* * *
Массивная дверь с коваными ручками подалась вперёд удивительно легко, несмотря на то, что ей пришлось преодолеть сопротивление мокрого, моментально замерзающего на пороге снега. Ерёмин сделал шаг на набережную Фонтанки, совершенно не обратив внимания на жандарма, отдавшего ему честь.
Георгий Саввич вдохнул полной грудью свежий воздух, обильно пропитанный влагой Балтийского моря, поднял воротник шинели и повернул направо, в сторону Пантелеймоновской улицы. Дознаватель Третьего отделения Ерёмин этого момента ждал каждый рабочий день. Жёлтое трёхэтажное здание Штаба отдельного корпуса жандармов раздражало его своим блёклым цветом, своей старой скрипящей дверью, специфическим запахом, свойственным казённым учреждениям, тусклым светом, тесными лестницами, узкими, но высокими коридорами, напоминавшими тюремные. Буквально всем раздражало.
«Интересно, настанет тот момент, когда я перестану постоянно смотреть себе под ноги? Устал… Смертельно устал…» — Ерёмин медленно добрёл до Пантелеймоновского моста, остановился, осмотревшись по сторонам, поёжился и повернул направо, в сторону храма.
Георгий Саввич раз за разом прокручивал в уме тот день, когда они с Лузгиным вышли на первый осмотр места происшествия. Тот самый дом возле железной дороги. Прошло пять месяцев. Внешне в их служебных отношениях с адъютантом Лузгиным ничего не изменилось. Тот же доброжелательный тон наставника, никаких претензий к качеству делопроизводства, регулярные советы по психологии общения с задержанными, крепкий чай с лимоном в обед. Другой бы на его месте радовался такому старшему коллеге, который и в деле подскажет, и перед генералом защитит, если нужно, но Ерёмин интуитивно чувствовал неладное.
«Эта чёртова итальянская певичка… Не нужно было ей сообщать, что везут на допрос свидетеля… А если этот профессор её выдаст, и она в итоге выведет следствие на меня самого? — Георгий Саввич передёрнулся от этой мысли. — Нет, с нервами нужно срочно что-то делать. Так я себя загоню и совершу ошибку… Собраться… Ничего непоправимого ещё не произошло, а я распустил слюни… Когда шёл, знал на что соглашался. Надо же, именно сейчас, когда цель так близка…»
Ерёмин настолько глубоко погрузился в размышления, что не обратил внимания, что за ним направо, на Литейный повернул экипаж, запряжённый чахлой вороной кобылой. Извозчику не составляло труда сдерживать свою старушку. Она тащила за собой карету с той же черепашьей скоростью, с которой шёл человек в шинели с поднятым воротником.
Георгий Саввич остановился под вывеской «Вина. Коньяки. Водка», запустил руку в глубокий карман, нащупал свой кожаный кошелёк с купюрами, сам себе утвердительно кивнул после недолгого раздумья и шагнул ко входу в лавку. Карета остановилась ровно напротив.
— Чего изволите? — На звук колокольчика, потревоженного входной дверью, из-за тяжёлой парчовой занавески за прилавком появился услужливого вида человек в жилетке и нарукавниках.
— Я бы… — Ерёмин окинул взглядом полки, уставленные рядами пузатых бутылок.
— Прошу простить за навязчивость… Если планируете провести вечер с дамой, то рекомендую «Каше блан». Изысканное шампанское. Только получили.

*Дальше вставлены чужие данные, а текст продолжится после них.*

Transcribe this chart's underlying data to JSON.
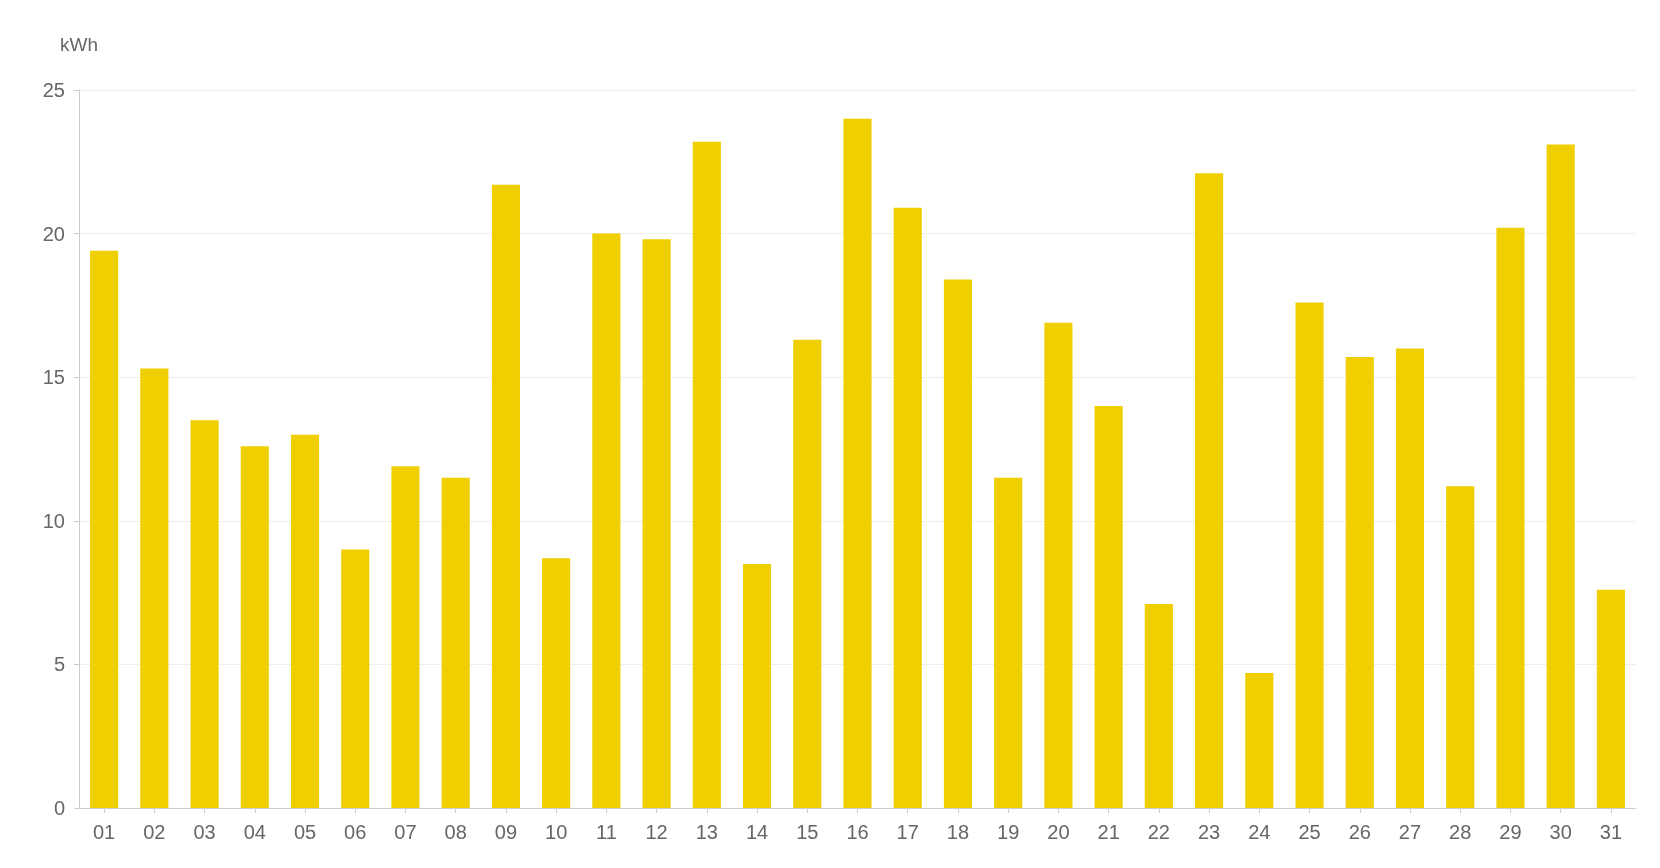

Прямиком из Европы, извольте… — Мужчина за прилавком ловким отработанным движением надел белые перчатки, и через несколько секунд Ерёмин разглядывал перед собой бежевую этикетку с чётко пропечатанными зеленоватыми буквами. — И денег попросим совершенно немного…
Георгий Саввич продолжал увлечённо изучать содержимое полок и переключил своё внимание на коньячные ряды. Человек тут же отреагировал на интерес гостя, который не заметил, что у него за спиной зазвенел колокольчик и продавец кому-то почтительно кивнул.
— Коньячок желаете-с… Можем предложить «Шустов», можем французские марки, в зависимости от повода…
— Господин зайдёт к вам завтра… — Ерёмин услышал за спиной знакомый басистый голос с итальянским акцентом. — У него неотложные дела. Отложите две бутылки самого лучшего «Шустова», вот вам деньги, сдачи не нужно.
«Он обращается со мной как с каким-то щенком! Будто я нищий студент!» — мысленно возмутился Ерёмин.